In the corner of the room, Torres was running the night's other business in a low voice. The Lyon situation had held through the night. Grey Gargoyle wasn't going anywhere. Hamburg was murkier. The movement signature in the port district had come back positive for Batroc's footwork but the build was wrong, which meant either a double or a student, and both options were unpleasant in their own way. Pete Wisdom at MI13 had sent a third email about the Scottish coast anomaly. Hill still hadn't opened the first two.
The board was always full.
She watched the Dublin footage again.
"Talk me through the combat assessment," she said.
Kwan nodded to Torres, who pulled up the frame-by-frame. "Muay Thai. Intermediate level, supplemented by boxing. The technique is functional but it's not drilled. He's not thinking about it, he's just doing it. Which means months of work, probably more, but no formal instruction we can identify."
"Strength output?"
"Three to four thousand newtons on the clean strikes. The kicks read higher." Torres highlighted the sequence where Darren had caught the gauntlet man mid-swing, redirected the momentum, planted the kick. "He's not hitting as hard as he can. You can see him adjusting."
"Adjusting how?"
"Pulling back. He checks the pulse after each one."
Hill looked at the freeze-frame. The hooded figure crouched over the unconscious man, two fingers to his neck, the way you'd do it if you'd been worrying about the answer since before the fight started.
"Serum?" she said.
"No markers. No Extremis profile. No energy signature of any kind." Kwan shook his head. "Purely biological."
"Mutant registry?"
"Nothing." Flat. Moving on.
Malhotra had been quiet in the corner since Hill came in, which was unusual. He was already through his second coffee and had his tablet angled so nobody else could quite see the screen. He spoke now without looking up.
"If the biological profile holds, and I think it will, what we're looking at is an endogenous enhancement. The body producing this on its own. No external trigger we can identify."
Hill glanced at him. "Meaning?"
"Meaning whatever made him like this is already in him. Has been, presumably, for some time." He tapped the tablet. "If we can isolate the mechanism, map the genetic sequence, understand the pathway..." He trailed off in the way people did when they were trying to make something sound like idle speculation. "It would be significant."
The room was quiet for a moment.
Torres didn't look up from his console.
Kwan looked at the screen.
Hill said nothing for long enough that it became its own kind of answer.

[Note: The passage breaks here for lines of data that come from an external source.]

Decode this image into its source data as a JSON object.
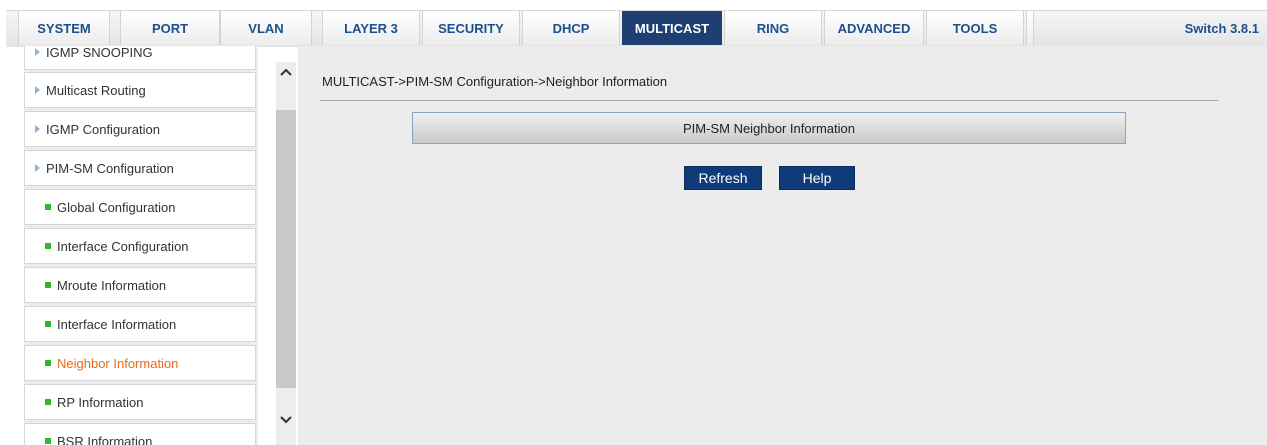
{
  "topnav": {
    "tabs": [
      {
        "label": "SYSTEM"
      },
      {
        "label": "PORT"
      },
      {
        "label": "VLAN"
      },
      {
        "label": "LAYER 3"
      },
      {
        "label": "SECURITY"
      },
      {
        "label": "DHCP"
      },
      {
        "label": "MULTICAST"
      },
      {
        "label": "RING"
      },
      {
        "label": "ADVANCED"
      },
      {
        "label": "TOOLS"
      }
    ],
    "active_tab": "MULTICAST",
    "version": "Switch 3.8.1"
  },
  "sidebar": {
    "items": [
      {
        "label": "IGMP SNOOPING",
        "level": 1
      },
      {
        "label": "Multicast Routing",
        "level": 1
      },
      {
        "label": "IGMP Configuration",
        "level": 1
      },
      {
        "label": "PIM-SM Configuration",
        "level": 1
      },
      {
        "label": "Global Configuration",
        "level": 2
      },
      {
        "label": "Interface Configuration",
        "level": 2
      },
      {
        "label": "Mroute Information",
        "level": 2
      },
      {
        "label": "Interface Information",
        "level": 2
      },
      {
        "label": "Neighbor Information",
        "level": 2
      },
      {
        "label": "RP Information",
        "level": 2
      },
      {
        "label": "BSR Information",
        "level": 2
      }
    ],
    "selected_item": "Neighbor Information"
  },
  "main": {
    "breadcrumb": "MULTICAST->PIM-SM Configuration->Neighbor Information",
    "panel_title": "PIM-SM Neighbor Information",
    "refresh_label": "Refresh",
    "help_label": "Help"
  },
  "colors": {
    "tab_text": "#1d4f8c",
    "active_tab_bg": "#1d3f72",
    "button_bg": "#0f3b78",
    "selected_item_text": "#ee6a1a",
    "bullet": "#2fb52f"
  },
  "icons": {
    "scroll_up": "chevron-up-icon",
    "scroll_down": "chevron-down-icon",
    "expand": "triangle-right-icon",
    "leaf": "square-bullet-icon"
  }
}
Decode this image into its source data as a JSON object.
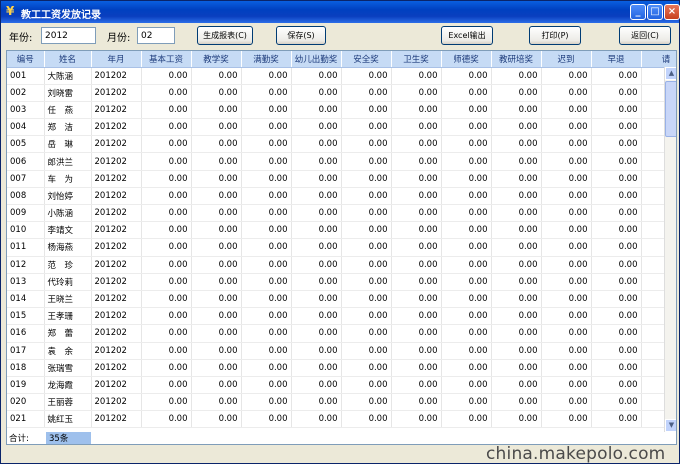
{
  "window": {
    "title": "教工工资发放记录"
  },
  "filters": {
    "year_label": "年份:",
    "year_value": "2012",
    "month_label": "月份:",
    "month_value": "02"
  },
  "toolbar": {
    "generate_label": "生成报表(C)",
    "save_label": "保存(S)",
    "excel_label": "Excel输出",
    "print_label": "打印(P)",
    "return_label": "返回(C)"
  },
  "table": {
    "headers": [
      "编号",
      "姓名",
      "年月",
      "基本工资",
      "教学奖",
      "满勤奖",
      "幼儿出勤奖",
      "安全奖",
      "卫生奖",
      "师德奖",
      "教研培奖",
      "迟到",
      "早退",
      "请"
    ],
    "rows": [
      {
        "id": "001",
        "name": "大陈涵",
        "ym": "201202",
        "v": [
          "0.00",
          "0.00",
          "0.00",
          "0.00",
          "0.00",
          "0.00",
          "0.00",
          "0.00",
          "0.00",
          "0.00"
        ]
      },
      {
        "id": "002",
        "name": "刘晓雷",
        "ym": "201202",
        "v": [
          "0.00",
          "0.00",
          "0.00",
          "0.00",
          "0.00",
          "0.00",
          "0.00",
          "0.00",
          "0.00",
          "0.00"
        ]
      },
      {
        "id": "003",
        "name": "任　燕",
        "ym": "201202",
        "v": [
          "0.00",
          "0.00",
          "0.00",
          "0.00",
          "0.00",
          "0.00",
          "0.00",
          "0.00",
          "0.00",
          "0.00"
        ]
      },
      {
        "id": "004",
        "name": "郑　洁",
        "ym": "201202",
        "v": [
          "0.00",
          "0.00",
          "0.00",
          "0.00",
          "0.00",
          "0.00",
          "0.00",
          "0.00",
          "0.00",
          "0.00"
        ]
      },
      {
        "id": "005",
        "name": "岳　琳",
        "ym": "201202",
        "v": [
          "0.00",
          "0.00",
          "0.00",
          "0.00",
          "0.00",
          "0.00",
          "0.00",
          "0.00",
          "0.00",
          "0.00"
        ]
      },
      {
        "id": "006",
        "name": "郎洪兰",
        "ym": "201202",
        "v": [
          "0.00",
          "0.00",
          "0.00",
          "0.00",
          "0.00",
          "0.00",
          "0.00",
          "0.00",
          "0.00",
          "0.00"
        ]
      },
      {
        "id": "007",
        "name": "车　为",
        "ym": "201202",
        "v": [
          "0.00",
          "0.00",
          "0.00",
          "0.00",
          "0.00",
          "0.00",
          "0.00",
          "0.00",
          "0.00",
          "0.00"
        ]
      },
      {
        "id": "008",
        "name": "刘怡婷",
        "ym": "201202",
        "v": [
          "0.00",
          "0.00",
          "0.00",
          "0.00",
          "0.00",
          "0.00",
          "0.00",
          "0.00",
          "0.00",
          "0.00"
        ]
      },
      {
        "id": "009",
        "name": "小陈涵",
        "ym": "201202",
        "v": [
          "0.00",
          "0.00",
          "0.00",
          "0.00",
          "0.00",
          "0.00",
          "0.00",
          "0.00",
          "0.00",
          "0.00"
        ]
      },
      {
        "id": "010",
        "name": "李靖文",
        "ym": "201202",
        "v": [
          "0.00",
          "0.00",
          "0.00",
          "0.00",
          "0.00",
          "0.00",
          "0.00",
          "0.00",
          "0.00",
          "0.00"
        ]
      },
      {
        "id": "011",
        "name": "杨海燕",
        "ym": "201202",
        "v": [
          "0.00",
          "0.00",
          "0.00",
          "0.00",
          "0.00",
          "0.00",
          "0.00",
          "0.00",
          "0.00",
          "0.00"
        ]
      },
      {
        "id": "012",
        "name": "范　珍",
        "ym": "201202",
        "v": [
          "0.00",
          "0.00",
          "0.00",
          "0.00",
          "0.00",
          "0.00",
          "0.00",
          "0.00",
          "0.00",
          "0.00"
        ]
      },
      {
        "id": "013",
        "name": "代玲莉",
        "ym": "201202",
        "v": [
          "0.00",
          "0.00",
          "0.00",
          "0.00",
          "0.00",
          "0.00",
          "0.00",
          "0.00",
          "0.00",
          "0.00"
        ]
      },
      {
        "id": "014",
        "name": "王晓兰",
        "ym": "201202",
        "v": [
          "0.00",
          "0.00",
          "0.00",
          "0.00",
          "0.00",
          "0.00",
          "0.00",
          "0.00",
          "0.00",
          "0.00"
        ]
      },
      {
        "id": "015",
        "name": "王孝珊",
        "ym": "201202",
        "v": [
          "0.00",
          "0.00",
          "0.00",
          "0.00",
          "0.00",
          "0.00",
          "0.00",
          "0.00",
          "0.00",
          "0.00"
        ]
      },
      {
        "id": "016",
        "name": "郑　蕾",
        "ym": "201202",
        "v": [
          "0.00",
          "0.00",
          "0.00",
          "0.00",
          "0.00",
          "0.00",
          "0.00",
          "0.00",
          "0.00",
          "0.00"
        ]
      },
      {
        "id": "017",
        "name": "袁　余",
        "ym": "201202",
        "v": [
          "0.00",
          "0.00",
          "0.00",
          "0.00",
          "0.00",
          "0.00",
          "0.00",
          "0.00",
          "0.00",
          "0.00"
        ]
      },
      {
        "id": "018",
        "name": "张瑞雪",
        "ym": "201202",
        "v": [
          "0.00",
          "0.00",
          "0.00",
          "0.00",
          "0.00",
          "0.00",
          "0.00",
          "0.00",
          "0.00",
          "0.00"
        ]
      },
      {
        "id": "019",
        "name": "龙海霞",
        "ym": "201202",
        "v": [
          "0.00",
          "0.00",
          "0.00",
          "0.00",
          "0.00",
          "0.00",
          "0.00",
          "0.00",
          "0.00",
          "0.00"
        ]
      },
      {
        "id": "020",
        "name": "王丽蓉",
        "ym": "201202",
        "v": [
          "0.00",
          "0.00",
          "0.00",
          "0.00",
          "0.00",
          "0.00",
          "0.00",
          "0.00",
          "0.00",
          "0.00"
        ]
      },
      {
        "id": "021",
        "name": "姚红玉",
        "ym": "201202",
        "v": [
          "0.00",
          "0.00",
          "0.00",
          "0.00",
          "0.00",
          "0.00",
          "0.00",
          "0.00",
          "0.00",
          "0.00"
        ]
      }
    ]
  },
  "footer": {
    "total_label": "合计:",
    "total_count": "35条"
  },
  "icons": {
    "app": "coin-icon",
    "minimize": "minimize-icon",
    "maximize": "maximize-icon",
    "close": "close-icon",
    "scroll_up": "scroll-up-icon",
    "scroll_down": "scroll-down-icon"
  },
  "watermark": "china.makepolo.com",
  "colors": {
    "title_bar": "#0040c0",
    "header_bg": "#c6dbf5",
    "footer_count_bg": "#9ec0ec"
  }
}
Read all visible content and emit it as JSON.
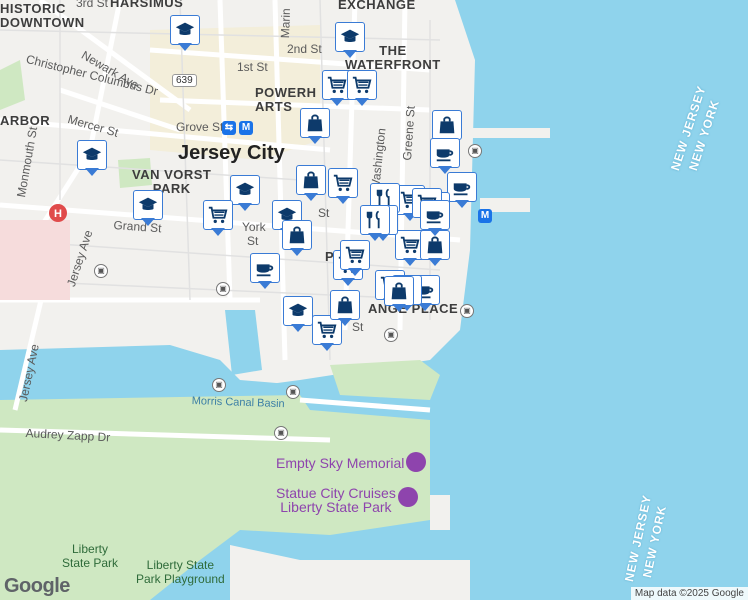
{
  "labels": {
    "historic_downtown": "HISTORIC\nDOWNTOWN",
    "harsimus": "HARSIMUS",
    "exchange": "EXCHANGE",
    "the_waterfront": "THE\nWATERFRONT",
    "powerhouse_arts": "POWERH\nARTS",
    "harbor": "ARBOR",
    "van_vorst_park": "VAN VORST\nPARK",
    "paulus_hook": "PAU",
    "exchange_place": "ANGE PLACE",
    "city": "Jersey City",
    "newark_ave": "Newark Ave",
    "columbus_dr": "Christopher Columbus Dr",
    "mercer_st": "Mercer St",
    "grand_st": "Grand St",
    "jersey_ave": "Jersey Ave",
    "jersey_ave_2": "Jersey Ave",
    "monmouth_st": "Monmouth St",
    "grove_st": "Grove St",
    "washington": "Washington",
    "greene_st": "Greene St",
    "marin": "Marin",
    "second_st": "2nd St",
    "first_st": "1st St",
    "third_st": "3rd St",
    "york": "York",
    "audrey_zapp": "Audrey Zapp Dr",
    "morris_canal": "Morris Canal Basin",
    "empty_sky": "Empty Sky Memorial",
    "statue_cruises": "Statue City Cruises\nLiberty State Park",
    "liberty_state_park": "Liberty\nState Park",
    "playground": "Liberty State\nPark Playground",
    "new_jersey_1": "NEW JERSEY",
    "new_york_1": "NEW YORK",
    "new_jersey_2": "NEW JERSEY",
    "new_york_2": "NEW YORK",
    "route": "639",
    "st_short": "St",
    "st_short_2": "St",
    "st_short_3": "St"
  },
  "branding": {
    "logo": "Google",
    "attribution": "Map data ©2025 Google"
  },
  "icons": {
    "school": "school-icon",
    "shop": "shopping-cart-icon",
    "bag": "shopping-bag-icon",
    "cafe": "coffee-cup-icon",
    "food": "restaurant-icon"
  },
  "colors": {
    "water": "#8fd3ec",
    "land": "#f2f1ee",
    "park": "#cfe8c2",
    "pin": "#3a7bd5",
    "icon": "#0d3a6b"
  },
  "pins": [
    {
      "type": "school"
    },
    {
      "type": "school"
    },
    {
      "type": "school"
    },
    {
      "type": "school"
    },
    {
      "type": "school"
    },
    {
      "type": "school"
    },
    {
      "type": "school"
    },
    {
      "type": "shop"
    },
    {
      "type": "shop"
    },
    {
      "type": "shop"
    },
    {
      "type": "shop"
    },
    {
      "type": "shop"
    },
    {
      "type": "shop"
    },
    {
      "type": "shop"
    },
    {
      "type": "shop"
    },
    {
      "type": "shop"
    },
    {
      "type": "bag"
    },
    {
      "type": "bag"
    },
    {
      "type": "bag"
    },
    {
      "type": "bag"
    },
    {
      "type": "bag"
    },
    {
      "type": "bag"
    },
    {
      "type": "cafe"
    },
    {
      "type": "cafe"
    },
    {
      "type": "cafe"
    },
    {
      "type": "cafe"
    },
    {
      "type": "cafe"
    },
    {
      "type": "food"
    },
    {
      "type": "food"
    },
    {
      "type": "food"
    },
    {
      "type": "shop"
    },
    {
      "type": "bag"
    },
    {
      "type": "cafe"
    },
    {
      "type": "shop"
    },
    {
      "type": "food"
    }
  ]
}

"Cross-reference Cassidy," she said finally.
"Already done. Banshee's mutation is acoustic-based, flight-capable. Different profile entirely."
"Shamrock?"
"Probability manipulation. No connection."
Hill was quiet again. On the monitor, the footage had looped back to the beginning. The hooded figure standing still in the rain after it was over, chest rising and falling, white lenses catching the light from a broken streetlamp twenty feet away. Not looking at the men on the ground. Not looking at the crate. Looking at nothing. Just standing there.
She'd seen that look before. In footage she wasn't supposed to have access to and had anyway. It never meant anything good and it never meant anything simple.
Rogers had been a dead end. The serum died with Erskine and nobody had been able to fully replicate it in seventy years of trying. Banner was too unstable. Blonsky was a disaster they were still quietly managing. Every attempt to manufacture what Rogers was had ended in failure or catastrophe or both.
But something that occurred naturally. Something the body did on its own. That was a different question entirely.
Malhotra was still looking at his tablet.
"Tier-Two Unknown," Hill said. "Eyes on Dublin, discreet, no contact. I don't want him spooked and I don't want him recruited." A pause, small but there. "Not yet."
Nobody said anything to that either.
"Find out who named him Sentinel," she said. "I want to know if that was organic."
It had been. A Reddit comment. A screenshot. A tweet. Twenty minutes and half a million people.
She went back to work. There were fourteen other open files on her desk.
Malhotra closed his tablet and said nothing.